O projeto colonizador foi a única desconcentração efetiva da estrutura fundiária no Rio Grande do Sul. De 1875 a 1914, 80 mil imigrantes deixaram o Vêneto (54%), a Lombardia (33%) e outras áreas ao norte da península itálica, para instalar-se no Rio Grande do Sul. A travessia transatlântica deixara de ser incerta, ainda que as doenças infecciosas vitimassem muitos imigrantes no meio do caminho.

A grande maioria dos imigrantes era analfabeta, dominando apenas o dialeto local, com parcos conhecimentos, se tanto, do italiano.

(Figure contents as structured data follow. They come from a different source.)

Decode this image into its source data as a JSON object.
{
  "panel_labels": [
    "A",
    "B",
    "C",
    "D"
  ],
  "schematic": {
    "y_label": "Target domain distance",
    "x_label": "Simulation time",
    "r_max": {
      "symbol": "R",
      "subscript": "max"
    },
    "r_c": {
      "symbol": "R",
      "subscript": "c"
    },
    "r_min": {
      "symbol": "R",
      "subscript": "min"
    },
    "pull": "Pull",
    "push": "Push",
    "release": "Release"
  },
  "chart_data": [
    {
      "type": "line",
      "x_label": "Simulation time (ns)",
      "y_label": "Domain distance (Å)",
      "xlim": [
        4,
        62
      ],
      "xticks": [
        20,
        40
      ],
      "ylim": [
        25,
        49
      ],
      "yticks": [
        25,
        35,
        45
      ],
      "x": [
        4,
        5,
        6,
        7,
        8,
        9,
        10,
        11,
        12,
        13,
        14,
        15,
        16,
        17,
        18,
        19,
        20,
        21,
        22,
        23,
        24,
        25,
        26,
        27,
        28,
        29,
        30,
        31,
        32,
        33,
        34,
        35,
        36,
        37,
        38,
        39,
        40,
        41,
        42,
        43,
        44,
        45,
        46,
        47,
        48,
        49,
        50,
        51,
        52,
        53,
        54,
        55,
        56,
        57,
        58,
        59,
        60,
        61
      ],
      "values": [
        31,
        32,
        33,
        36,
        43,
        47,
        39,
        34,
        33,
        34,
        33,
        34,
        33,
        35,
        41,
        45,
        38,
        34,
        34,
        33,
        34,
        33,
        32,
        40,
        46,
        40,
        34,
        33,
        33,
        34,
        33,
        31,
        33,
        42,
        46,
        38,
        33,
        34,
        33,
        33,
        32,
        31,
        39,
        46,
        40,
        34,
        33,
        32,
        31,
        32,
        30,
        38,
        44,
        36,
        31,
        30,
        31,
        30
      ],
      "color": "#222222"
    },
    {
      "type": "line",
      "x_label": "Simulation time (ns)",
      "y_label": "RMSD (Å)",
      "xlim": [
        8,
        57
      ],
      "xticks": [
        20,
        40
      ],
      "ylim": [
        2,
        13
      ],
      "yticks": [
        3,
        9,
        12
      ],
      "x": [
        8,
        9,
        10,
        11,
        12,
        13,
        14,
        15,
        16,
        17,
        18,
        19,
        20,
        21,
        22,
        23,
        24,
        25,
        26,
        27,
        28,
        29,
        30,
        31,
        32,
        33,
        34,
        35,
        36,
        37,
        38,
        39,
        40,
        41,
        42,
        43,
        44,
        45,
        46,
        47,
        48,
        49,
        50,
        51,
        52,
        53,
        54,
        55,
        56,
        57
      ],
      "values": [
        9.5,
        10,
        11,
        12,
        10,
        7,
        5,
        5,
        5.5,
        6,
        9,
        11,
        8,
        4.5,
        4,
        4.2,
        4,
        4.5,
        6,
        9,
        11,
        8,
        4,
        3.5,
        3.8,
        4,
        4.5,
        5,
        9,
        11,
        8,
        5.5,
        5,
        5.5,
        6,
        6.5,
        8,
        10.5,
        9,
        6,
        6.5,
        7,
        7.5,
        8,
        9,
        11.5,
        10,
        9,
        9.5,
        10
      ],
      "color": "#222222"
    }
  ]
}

No ambiente colonial brasileiro, formaram-se koinés coloniais, organizando léxicos itálicos com a dominância de sintaxe portuguesa”.

“A viagem até a Serra Gaúcha era lenta e penosa, mas a abundância de carne chamava a atenção dos recém chegados. Ingressavam em um ambiente de infra-estrutura e recursos arcaicos, próprios do escravismo. Maestri mostra como as soluções arquitetônicas dos colonos diferenciavam-se das originárias na Itália, tanto no âmbito das casas, como das igrejas, e como o patriarcalismo predominava, com a submissão e super-exploração das mulheres e crianças. O patriarcado colonial predominava e marcava uma sociedade que favorecia o despotismo.

Ante a tecnologia escravista local, os italianos lembravam-se, com saudades da tecnologia medieval, muito mais moderna, de sua terra natal, a mostrar o caráter escravista e patriarcal da sociedade brasileira. Isso ficava claro na mortalidade infantil, aqui de 250 por mil, ante 150 por mil na pobre Itália de origem”.

“O livro de Maestri lança um olhar original sobre um tema de crescente interesse, ao mostrar que predominaram os conflitos e contradições, tanto no âmbito das classes sociais, como no interior desses segmentos, com destaque para as assimetrias nas relações de gênero. Ressalta como o contexto brasileiro, patriarcal e escravista, conformou uma sociabilidade própria, distante do verniz capitalista que, no Rio de Janeiro ou em Porto Alegre, poderia passar a falsa impressão de uma vida burguesa inexistente, em ambiente escravista e patriarcal. Maestri desmistifica as imagens que enfatizam a homogeneidade da sociedade colonial dos imigrantes, ao mostrar sua diversidade, de falares, de relações de gênero, de comportamentos quotidianos, na vida pública e privada, civil e religiosa”.